Pei Jimin, Grishin Nick V
Department of Biochemistry, University of Texas Southwestern Medical Center, Dallas, Texas 75390-9050, USA.
Proteins. 2004 Sep 1;56(4):782-94. doi: 10.1002/prot.20158.
We study the effects of various factors in representing and combining evolutionary and structural information for local protein structural prediction based on fragment selection. We prepare databases of fragments from a set of non-redundant protein domains. For each fragment, evolutionary information is derived from homologous sequences and represented as estimated effective counts and frequencies of amino acids (evolutionary frequencies) at each position. Position-specific amino acid preferences called structural frequencies are derived from statistical analysis of discrete local structural environments in database structures. Our method for local structure prediction is based on ranking and selecting database fragments that are most similar to a target fragment. Using secondary structure type as a local structural property, we test our method in a number of settings. The major findings are: (1) the COMPASS-type scoring function for fragment similarity comparison gives better prediction accuracy than three other tested scoring functions for profile-profile comparison. We show that the COMPASS-type scoring function can be derived both in the probabilistic framework and in the framework of statistical potentials. (2) Using the evolutionary frequencies of database fragments gives better prediction accuracy than using structural frequencies. (3) Finer definition of local environments, such as including more side-chain solvent accessibility classes and considering the backbone conformations of neighboring residues, gives increasingly better prediction accuracy using structural frequencies. (4) Combining evolutionary and structural frequencies of database fragments, either in a linear fashion or using a pseudocount mixture formula, results in improvement of prediction accuracy. Combination at the log-odds score level is not as effective as combination at the frequency level. This suggests that there might be better ways of combining sequence and structural information than the commonly used linear combination of log-odds scores. Our method of fragment selection and frequency combination gives reasonable results of secondary structure prediction tested on 56 CASP5 targets (average SOV score 0.77), suggesting that it is a valid method for local protein structure prediction.
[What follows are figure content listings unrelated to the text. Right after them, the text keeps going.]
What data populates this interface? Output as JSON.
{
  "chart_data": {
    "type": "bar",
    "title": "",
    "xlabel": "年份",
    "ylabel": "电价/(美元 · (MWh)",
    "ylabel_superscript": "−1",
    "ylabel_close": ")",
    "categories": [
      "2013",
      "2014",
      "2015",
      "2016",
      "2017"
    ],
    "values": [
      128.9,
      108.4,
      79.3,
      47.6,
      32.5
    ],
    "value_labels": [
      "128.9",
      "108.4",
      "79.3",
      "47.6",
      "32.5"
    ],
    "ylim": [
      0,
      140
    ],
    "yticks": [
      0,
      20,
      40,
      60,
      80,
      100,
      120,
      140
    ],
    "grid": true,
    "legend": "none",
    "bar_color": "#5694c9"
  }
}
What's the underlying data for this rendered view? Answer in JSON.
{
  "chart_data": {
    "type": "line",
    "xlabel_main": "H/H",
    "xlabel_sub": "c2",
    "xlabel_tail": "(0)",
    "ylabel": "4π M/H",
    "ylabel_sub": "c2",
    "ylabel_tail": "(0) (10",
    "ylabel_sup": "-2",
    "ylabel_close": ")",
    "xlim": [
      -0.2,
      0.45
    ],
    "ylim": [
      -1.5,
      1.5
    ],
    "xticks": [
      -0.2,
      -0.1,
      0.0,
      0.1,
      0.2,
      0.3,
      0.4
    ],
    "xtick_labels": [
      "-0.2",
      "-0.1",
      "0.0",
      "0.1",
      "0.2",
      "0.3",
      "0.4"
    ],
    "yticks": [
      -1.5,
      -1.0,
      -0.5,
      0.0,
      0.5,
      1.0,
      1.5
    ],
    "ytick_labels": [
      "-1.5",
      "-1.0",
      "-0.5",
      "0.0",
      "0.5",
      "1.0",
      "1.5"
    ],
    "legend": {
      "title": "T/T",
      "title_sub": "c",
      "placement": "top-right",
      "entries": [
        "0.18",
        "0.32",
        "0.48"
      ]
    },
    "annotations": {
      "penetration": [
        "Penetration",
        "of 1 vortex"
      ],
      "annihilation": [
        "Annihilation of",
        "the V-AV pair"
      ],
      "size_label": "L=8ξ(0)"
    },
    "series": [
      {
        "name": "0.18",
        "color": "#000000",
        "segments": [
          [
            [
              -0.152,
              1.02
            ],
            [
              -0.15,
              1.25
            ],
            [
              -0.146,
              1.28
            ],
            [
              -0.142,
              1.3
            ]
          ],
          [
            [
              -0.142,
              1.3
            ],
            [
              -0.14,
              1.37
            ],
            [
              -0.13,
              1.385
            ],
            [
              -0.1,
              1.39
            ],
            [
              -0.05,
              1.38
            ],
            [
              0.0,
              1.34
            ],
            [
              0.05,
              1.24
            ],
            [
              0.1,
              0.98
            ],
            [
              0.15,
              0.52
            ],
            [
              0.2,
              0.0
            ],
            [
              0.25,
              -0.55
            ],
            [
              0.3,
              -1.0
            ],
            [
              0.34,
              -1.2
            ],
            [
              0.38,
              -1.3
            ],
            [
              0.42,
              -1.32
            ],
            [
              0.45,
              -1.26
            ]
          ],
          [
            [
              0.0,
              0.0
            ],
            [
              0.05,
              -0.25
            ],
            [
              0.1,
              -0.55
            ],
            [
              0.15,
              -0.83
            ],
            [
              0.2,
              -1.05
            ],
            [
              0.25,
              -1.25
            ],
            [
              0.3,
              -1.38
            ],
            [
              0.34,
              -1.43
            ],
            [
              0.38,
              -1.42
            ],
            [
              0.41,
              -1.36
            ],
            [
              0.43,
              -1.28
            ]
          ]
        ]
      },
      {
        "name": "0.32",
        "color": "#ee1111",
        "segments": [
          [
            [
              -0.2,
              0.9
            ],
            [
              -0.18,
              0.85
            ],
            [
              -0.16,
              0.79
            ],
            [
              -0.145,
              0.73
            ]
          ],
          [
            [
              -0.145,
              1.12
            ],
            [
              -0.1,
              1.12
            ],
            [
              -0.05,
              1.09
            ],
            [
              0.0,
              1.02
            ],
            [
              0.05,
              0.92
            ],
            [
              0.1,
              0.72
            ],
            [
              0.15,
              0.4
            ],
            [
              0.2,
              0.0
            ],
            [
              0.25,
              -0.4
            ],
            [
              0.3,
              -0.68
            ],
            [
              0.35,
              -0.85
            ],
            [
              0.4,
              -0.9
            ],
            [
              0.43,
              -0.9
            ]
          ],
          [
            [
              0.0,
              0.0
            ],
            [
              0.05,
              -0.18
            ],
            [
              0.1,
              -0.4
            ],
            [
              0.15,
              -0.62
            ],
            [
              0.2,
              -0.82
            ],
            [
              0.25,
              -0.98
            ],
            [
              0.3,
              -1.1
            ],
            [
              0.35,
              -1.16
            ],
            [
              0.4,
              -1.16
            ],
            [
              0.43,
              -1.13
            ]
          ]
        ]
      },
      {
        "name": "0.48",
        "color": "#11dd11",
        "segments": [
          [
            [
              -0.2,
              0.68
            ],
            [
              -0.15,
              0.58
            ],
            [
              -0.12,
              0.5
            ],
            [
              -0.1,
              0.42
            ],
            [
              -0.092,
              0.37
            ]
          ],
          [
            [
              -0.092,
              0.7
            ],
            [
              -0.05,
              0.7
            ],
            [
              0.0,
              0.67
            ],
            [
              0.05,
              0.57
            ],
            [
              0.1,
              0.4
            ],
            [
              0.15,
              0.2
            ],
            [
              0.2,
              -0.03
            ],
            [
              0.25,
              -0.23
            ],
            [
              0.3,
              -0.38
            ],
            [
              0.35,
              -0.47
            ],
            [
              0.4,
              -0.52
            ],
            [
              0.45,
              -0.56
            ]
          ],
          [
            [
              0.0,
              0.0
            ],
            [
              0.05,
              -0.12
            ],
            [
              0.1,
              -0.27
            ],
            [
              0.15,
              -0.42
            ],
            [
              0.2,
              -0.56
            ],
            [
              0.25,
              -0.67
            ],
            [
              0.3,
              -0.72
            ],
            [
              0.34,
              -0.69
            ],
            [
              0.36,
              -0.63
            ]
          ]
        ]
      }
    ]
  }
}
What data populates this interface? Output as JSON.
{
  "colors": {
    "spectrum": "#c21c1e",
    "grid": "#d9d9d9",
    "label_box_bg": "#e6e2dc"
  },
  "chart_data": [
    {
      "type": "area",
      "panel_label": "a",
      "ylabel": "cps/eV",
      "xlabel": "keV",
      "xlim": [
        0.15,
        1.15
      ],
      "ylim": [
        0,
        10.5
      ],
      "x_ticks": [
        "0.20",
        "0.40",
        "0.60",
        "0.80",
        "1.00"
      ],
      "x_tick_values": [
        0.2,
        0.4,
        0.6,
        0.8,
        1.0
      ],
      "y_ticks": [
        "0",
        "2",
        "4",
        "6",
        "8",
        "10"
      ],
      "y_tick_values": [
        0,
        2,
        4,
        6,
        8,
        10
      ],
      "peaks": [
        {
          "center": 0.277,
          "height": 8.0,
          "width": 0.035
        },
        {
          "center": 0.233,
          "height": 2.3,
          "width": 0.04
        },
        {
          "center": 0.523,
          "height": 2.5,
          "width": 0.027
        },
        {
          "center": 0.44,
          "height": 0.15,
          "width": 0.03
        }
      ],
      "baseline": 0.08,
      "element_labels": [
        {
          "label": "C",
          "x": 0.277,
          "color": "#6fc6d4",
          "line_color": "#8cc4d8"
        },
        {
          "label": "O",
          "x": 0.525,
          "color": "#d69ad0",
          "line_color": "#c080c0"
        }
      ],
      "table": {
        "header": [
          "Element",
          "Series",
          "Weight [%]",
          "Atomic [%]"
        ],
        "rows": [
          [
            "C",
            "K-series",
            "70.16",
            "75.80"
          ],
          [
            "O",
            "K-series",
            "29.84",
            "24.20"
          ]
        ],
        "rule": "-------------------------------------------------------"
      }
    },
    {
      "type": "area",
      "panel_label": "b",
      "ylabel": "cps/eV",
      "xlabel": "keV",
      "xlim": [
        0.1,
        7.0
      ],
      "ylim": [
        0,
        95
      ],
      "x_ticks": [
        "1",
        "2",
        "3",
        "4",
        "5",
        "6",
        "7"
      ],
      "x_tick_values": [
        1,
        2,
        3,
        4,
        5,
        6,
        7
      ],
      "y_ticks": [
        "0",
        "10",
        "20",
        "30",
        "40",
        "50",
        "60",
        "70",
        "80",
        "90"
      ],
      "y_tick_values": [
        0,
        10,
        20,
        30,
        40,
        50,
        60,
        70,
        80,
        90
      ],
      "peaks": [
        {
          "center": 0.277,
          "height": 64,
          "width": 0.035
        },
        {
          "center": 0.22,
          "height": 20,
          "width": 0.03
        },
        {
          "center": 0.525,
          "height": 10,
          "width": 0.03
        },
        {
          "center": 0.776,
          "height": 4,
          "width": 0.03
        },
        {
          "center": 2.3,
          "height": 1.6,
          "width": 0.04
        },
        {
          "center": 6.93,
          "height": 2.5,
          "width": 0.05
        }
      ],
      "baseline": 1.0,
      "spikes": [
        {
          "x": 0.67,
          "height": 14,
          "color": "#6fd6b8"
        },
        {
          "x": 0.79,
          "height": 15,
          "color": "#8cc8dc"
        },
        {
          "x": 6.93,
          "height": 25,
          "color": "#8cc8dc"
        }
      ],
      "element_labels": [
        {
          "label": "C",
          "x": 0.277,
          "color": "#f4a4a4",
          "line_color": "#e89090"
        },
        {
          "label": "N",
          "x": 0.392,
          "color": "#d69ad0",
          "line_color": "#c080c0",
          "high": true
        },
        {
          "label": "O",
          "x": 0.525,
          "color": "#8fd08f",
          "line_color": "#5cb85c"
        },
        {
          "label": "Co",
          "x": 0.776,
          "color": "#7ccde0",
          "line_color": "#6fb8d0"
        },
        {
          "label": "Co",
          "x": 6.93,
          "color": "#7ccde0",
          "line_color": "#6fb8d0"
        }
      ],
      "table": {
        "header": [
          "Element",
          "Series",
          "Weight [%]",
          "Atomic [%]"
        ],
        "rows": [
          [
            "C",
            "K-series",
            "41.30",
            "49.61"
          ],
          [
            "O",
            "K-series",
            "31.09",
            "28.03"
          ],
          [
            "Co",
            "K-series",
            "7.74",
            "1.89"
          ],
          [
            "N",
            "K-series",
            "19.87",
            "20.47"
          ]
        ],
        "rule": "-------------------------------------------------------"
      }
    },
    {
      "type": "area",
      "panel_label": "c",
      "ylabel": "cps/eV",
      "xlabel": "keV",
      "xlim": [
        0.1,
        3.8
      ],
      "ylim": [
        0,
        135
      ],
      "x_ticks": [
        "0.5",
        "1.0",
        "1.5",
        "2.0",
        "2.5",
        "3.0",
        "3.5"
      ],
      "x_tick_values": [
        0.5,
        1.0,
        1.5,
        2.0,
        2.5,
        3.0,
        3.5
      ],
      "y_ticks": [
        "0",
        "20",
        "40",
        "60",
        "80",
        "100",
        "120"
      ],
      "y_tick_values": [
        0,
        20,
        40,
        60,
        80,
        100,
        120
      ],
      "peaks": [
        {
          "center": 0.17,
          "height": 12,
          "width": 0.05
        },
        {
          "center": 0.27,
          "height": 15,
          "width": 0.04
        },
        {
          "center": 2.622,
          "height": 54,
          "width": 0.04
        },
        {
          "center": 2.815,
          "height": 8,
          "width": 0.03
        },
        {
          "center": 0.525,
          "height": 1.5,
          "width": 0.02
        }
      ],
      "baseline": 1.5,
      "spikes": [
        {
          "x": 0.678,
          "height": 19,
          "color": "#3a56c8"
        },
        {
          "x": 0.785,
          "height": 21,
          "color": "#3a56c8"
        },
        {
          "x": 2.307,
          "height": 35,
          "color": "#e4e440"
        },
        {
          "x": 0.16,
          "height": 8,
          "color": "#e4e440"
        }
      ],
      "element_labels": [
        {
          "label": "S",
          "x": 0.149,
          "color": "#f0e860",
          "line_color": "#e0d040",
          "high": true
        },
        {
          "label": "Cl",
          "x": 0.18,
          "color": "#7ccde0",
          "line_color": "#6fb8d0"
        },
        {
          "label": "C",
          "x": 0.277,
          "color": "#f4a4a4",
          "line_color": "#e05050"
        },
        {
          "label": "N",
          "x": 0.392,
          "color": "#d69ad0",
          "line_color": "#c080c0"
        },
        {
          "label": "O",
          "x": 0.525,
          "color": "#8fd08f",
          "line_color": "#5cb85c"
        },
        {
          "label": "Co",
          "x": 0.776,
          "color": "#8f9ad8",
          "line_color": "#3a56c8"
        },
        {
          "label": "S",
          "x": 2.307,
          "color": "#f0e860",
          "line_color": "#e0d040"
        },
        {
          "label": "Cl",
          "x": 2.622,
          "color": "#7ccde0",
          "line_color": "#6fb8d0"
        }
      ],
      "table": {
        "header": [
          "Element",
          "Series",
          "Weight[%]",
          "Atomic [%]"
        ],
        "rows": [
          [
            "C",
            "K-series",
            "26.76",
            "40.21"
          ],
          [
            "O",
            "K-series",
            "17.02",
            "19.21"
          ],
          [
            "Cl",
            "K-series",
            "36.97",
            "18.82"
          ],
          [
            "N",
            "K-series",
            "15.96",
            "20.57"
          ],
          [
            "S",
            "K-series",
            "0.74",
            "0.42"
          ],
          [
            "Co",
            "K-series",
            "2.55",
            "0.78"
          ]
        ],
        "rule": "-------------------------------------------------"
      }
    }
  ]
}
Mixture of predicted structural frequencies and evolutionary frequencies improve the quality of local profile-to-profile alignment by COMPASS.
我们研究了基于片段选择的局部蛋白质结构预测中,各种因素在表示和组合进化信息与结构信息方面的作用。我们从一组非冗余蛋白质结构域中制备了片段数据库。对于每个片段,进化信息来自同源序列,并表示为每个位置氨基酸的估计有效计数和频率(进化频率)。通过对数据库结构中离散局部结构环境的统计分析,得出称为结构频率的位置特异性氨基酸偏好。我们的局部结构预测方法基于对与目标片段最相似的数据库片段进行排序和选择。以二级结构类型作为局部结构属性,我们在多种设置下测试了我们的方法。主要发现如下:(1)用于片段相似性比较的COMPASS型评分函数比用于轮廓-轮廓比较的其他三种测试评分函数具有更高的预测准确性。我们表明,COMPASS型评分函数既可以在概率框架中推导,也可以在统计势框架中推导。(2)使用数据库片段的进化频率比使用结构频率具有更高的预测准确性。(3)对局部环境进行更精细的定义,例如包括更多的侧链溶剂可及性类别并考虑相邻残基的主链构象,使用结构频率时预测准确性会越来越高。(4)以线性方式或使用伪计数混合公式组合数据库片段的进化频率和结构频率,可提高预测准确性。对数几率得分水平的组合不如频率水平的组合有效。这表明可能存在比常用的对数几率得分线性组合更好的序列和结构信息组合方式。我们的片段选择和频率组合方法在对56个CASP5目标进行测试时,给出了合理的二级结构预测结果(平均SOV评分为0.77),表明它是一种有效的局部蛋白质结构预测方法。预测的结构频率和进化频率的混合提高了COMPASS进行局部轮廓-轮廓比对的质量。